# Box 66 & Kilimanjaro



## Fuzzonaut (Jul 13, 2019)

Hello,

new guy here, I tried those 2 fuzzes for starters. As I didn't want to spent too much on transistors, I went through what was laying around.

For the 66, almost anything sounded great: currently there's a Russain GT320B and a AC128 (I think).







The Kilimanjaro was a bit trickier, some transistors where giving me a bit of oscillation on certain filter settings, which actually was kinda cool, but currently there are two Russian GT403B and a AC125. 








It would be cool to have a "Mojo PCB" for some of those low part count, old school fuzzes with a wider spacing around components, especially caps.
I'd have liked to throw some totally oversized caps into the 66.


----------



## chongmagic (Jul 13, 2019)

Awesome stuff, great job!


----------



## Fuzzonaut (Jul 14, 2019)

chongmagic said:


> Awesome stuff, great job!



Thanks!


----------



## geekmacdaddy (Jul 16, 2019)

niiiice


----------



## Robert (Jul 17, 2019)

Fuzzonaut said:


> It would be cool to have a "Mojo PCB" for some of those low part count, old school fuzzes with a wider spacing around components, especially caps.

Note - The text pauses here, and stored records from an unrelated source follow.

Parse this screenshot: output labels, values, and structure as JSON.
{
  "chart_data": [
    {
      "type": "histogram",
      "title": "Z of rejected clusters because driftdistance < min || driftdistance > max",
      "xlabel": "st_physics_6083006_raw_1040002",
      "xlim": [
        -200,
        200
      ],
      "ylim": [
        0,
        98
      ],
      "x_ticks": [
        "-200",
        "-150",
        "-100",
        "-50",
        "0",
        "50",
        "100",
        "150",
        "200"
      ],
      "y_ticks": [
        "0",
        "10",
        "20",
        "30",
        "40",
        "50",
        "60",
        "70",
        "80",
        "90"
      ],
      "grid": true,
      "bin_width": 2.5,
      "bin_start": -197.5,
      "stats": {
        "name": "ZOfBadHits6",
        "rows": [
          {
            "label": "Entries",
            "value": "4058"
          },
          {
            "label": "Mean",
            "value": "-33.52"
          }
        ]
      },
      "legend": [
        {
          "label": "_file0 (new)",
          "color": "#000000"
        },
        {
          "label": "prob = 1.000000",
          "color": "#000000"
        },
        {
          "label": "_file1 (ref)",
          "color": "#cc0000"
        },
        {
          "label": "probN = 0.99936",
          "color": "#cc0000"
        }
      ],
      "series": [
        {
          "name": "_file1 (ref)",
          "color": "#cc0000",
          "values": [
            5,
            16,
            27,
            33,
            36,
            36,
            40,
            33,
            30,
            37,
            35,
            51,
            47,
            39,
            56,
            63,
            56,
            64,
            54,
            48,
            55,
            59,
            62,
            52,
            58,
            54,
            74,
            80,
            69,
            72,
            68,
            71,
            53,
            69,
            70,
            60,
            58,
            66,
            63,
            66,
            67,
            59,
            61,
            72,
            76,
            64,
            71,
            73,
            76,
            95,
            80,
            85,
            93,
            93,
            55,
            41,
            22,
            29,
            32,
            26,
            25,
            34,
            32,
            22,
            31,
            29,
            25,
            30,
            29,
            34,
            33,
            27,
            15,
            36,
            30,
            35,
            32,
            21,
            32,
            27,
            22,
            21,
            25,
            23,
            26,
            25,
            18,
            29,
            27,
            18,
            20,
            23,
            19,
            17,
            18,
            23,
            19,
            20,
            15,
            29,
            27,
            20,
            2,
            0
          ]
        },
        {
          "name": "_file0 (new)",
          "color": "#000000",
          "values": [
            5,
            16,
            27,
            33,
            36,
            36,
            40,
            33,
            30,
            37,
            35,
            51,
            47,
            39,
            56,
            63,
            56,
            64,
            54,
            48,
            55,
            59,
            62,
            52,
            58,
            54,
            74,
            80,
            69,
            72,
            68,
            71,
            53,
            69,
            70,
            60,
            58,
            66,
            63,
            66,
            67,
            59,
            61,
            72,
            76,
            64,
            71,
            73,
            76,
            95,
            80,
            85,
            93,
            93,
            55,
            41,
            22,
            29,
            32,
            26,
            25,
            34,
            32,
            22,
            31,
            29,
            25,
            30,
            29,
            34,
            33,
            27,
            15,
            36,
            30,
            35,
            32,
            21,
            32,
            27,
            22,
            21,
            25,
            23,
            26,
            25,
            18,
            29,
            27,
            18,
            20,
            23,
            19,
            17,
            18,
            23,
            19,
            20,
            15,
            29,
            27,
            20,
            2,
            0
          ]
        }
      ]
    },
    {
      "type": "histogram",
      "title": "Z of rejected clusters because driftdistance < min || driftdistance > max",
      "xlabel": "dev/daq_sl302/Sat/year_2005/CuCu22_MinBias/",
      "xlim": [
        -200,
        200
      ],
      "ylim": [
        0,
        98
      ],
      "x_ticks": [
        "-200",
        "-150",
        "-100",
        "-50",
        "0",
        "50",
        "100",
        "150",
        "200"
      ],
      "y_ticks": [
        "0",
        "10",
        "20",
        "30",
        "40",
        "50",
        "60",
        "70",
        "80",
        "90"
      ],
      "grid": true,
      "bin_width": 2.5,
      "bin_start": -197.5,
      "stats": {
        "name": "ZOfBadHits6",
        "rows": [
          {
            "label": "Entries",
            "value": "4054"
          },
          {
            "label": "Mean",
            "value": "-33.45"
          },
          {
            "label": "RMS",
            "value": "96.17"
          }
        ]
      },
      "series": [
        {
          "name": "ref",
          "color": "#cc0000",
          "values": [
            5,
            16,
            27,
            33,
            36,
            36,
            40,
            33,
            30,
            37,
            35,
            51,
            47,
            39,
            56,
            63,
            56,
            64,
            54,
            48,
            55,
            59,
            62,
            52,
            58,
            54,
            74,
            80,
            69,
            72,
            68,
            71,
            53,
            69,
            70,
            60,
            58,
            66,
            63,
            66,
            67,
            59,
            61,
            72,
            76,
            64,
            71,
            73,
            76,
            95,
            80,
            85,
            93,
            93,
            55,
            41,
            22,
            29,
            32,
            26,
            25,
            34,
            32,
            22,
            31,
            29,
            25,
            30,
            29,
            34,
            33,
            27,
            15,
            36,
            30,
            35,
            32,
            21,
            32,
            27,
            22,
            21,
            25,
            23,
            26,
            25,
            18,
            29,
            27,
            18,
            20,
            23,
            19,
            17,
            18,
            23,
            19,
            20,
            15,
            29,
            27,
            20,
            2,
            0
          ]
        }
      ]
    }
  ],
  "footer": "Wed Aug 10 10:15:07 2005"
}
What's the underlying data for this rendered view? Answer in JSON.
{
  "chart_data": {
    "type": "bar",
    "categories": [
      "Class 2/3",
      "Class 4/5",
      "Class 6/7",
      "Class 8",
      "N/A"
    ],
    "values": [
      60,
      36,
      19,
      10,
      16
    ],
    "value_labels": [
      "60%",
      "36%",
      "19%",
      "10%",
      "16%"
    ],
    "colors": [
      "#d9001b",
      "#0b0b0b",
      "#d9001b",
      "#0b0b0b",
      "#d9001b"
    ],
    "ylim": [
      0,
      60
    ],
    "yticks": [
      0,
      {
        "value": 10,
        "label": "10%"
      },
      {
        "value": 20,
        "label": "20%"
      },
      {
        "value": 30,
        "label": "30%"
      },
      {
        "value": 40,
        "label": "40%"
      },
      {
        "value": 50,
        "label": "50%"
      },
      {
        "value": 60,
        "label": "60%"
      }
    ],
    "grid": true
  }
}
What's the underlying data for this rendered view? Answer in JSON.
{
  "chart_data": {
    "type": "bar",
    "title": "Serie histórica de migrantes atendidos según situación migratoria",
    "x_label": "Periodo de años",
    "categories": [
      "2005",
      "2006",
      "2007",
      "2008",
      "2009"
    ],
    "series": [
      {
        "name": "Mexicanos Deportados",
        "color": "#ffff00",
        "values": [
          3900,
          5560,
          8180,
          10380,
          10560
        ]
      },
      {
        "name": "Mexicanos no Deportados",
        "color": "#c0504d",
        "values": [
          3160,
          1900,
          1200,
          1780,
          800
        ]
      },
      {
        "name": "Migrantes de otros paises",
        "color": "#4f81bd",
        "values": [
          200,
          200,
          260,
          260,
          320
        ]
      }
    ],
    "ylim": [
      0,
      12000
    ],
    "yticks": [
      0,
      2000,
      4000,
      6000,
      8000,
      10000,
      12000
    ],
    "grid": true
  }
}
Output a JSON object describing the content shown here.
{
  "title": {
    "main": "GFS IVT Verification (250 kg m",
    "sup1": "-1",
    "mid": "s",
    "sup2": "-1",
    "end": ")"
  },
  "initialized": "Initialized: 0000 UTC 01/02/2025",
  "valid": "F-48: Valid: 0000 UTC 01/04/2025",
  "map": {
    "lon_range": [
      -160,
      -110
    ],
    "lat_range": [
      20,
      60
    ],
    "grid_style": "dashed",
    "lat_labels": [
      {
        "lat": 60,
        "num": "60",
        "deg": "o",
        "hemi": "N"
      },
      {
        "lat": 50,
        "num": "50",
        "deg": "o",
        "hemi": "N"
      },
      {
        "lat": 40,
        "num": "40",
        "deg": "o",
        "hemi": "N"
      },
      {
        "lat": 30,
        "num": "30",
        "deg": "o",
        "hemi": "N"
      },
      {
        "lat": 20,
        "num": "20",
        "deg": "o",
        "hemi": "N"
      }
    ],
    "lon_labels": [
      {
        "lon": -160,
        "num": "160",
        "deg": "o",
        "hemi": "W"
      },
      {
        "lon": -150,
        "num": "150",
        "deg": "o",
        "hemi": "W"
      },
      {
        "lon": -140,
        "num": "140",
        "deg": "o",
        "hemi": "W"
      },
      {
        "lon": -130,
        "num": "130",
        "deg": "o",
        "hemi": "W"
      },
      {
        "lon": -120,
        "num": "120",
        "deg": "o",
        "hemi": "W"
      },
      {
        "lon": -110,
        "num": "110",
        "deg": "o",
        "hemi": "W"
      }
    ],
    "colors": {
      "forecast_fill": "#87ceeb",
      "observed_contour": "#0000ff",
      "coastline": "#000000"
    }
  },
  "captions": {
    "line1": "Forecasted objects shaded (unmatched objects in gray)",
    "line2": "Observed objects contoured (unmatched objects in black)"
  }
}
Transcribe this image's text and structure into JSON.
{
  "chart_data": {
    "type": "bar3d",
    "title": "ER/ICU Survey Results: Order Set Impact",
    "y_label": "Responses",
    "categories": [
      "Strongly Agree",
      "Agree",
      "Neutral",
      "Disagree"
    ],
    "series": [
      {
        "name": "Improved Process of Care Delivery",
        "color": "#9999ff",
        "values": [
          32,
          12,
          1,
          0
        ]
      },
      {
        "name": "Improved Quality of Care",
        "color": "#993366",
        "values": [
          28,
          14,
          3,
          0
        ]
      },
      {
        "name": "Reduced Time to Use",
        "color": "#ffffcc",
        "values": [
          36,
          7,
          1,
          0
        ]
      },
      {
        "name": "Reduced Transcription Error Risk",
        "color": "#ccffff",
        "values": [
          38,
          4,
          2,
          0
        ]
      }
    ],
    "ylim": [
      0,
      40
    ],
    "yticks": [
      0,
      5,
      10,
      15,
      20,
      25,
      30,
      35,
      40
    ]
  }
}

I like this idea, years ago I designed a few for etching that looked similar in style to eyelet boards.


----------



## Pupina (Aug 15, 2021)

Fuzzonaut said:


> Hello,
> 
> new guy here, I tried those 2 fuzzes for starters. As I didn't want to spent too much on transistors, I went through what was laying around.
> 
> ...


Dear FUZZONAUT, could you please tell the specs of the three transistors used in the Kilimanjaro? I mean Q1, Q1, Q3 HFE and leakage.
Do you have a soundfile of the Kilimajiaro?
Thanks!


----------



## Fuzzonaut (Aug 15, 2021)

Pupina said:


> Dear FUZZONAUT, could you please tell the specs of the three transistors used in the Kilimanjaro? I mean Q1, Q1, Q3 HFE and leakage.
> Do you have a soundfile of the Kilimajiaro?
> Thanks!


Hi, no I'm afraid, I don' have the specs at hand - and the pedal is with a friend ... 
Also, IIRC, I didn't test any of the transistors I tried, I just went through what I had lying around and stopped when it sounded best to my ears.
No sound files either.  Sorry.


----------



## Barry (Aug 15, 2021)

Nice graphics and tidy builds!


----------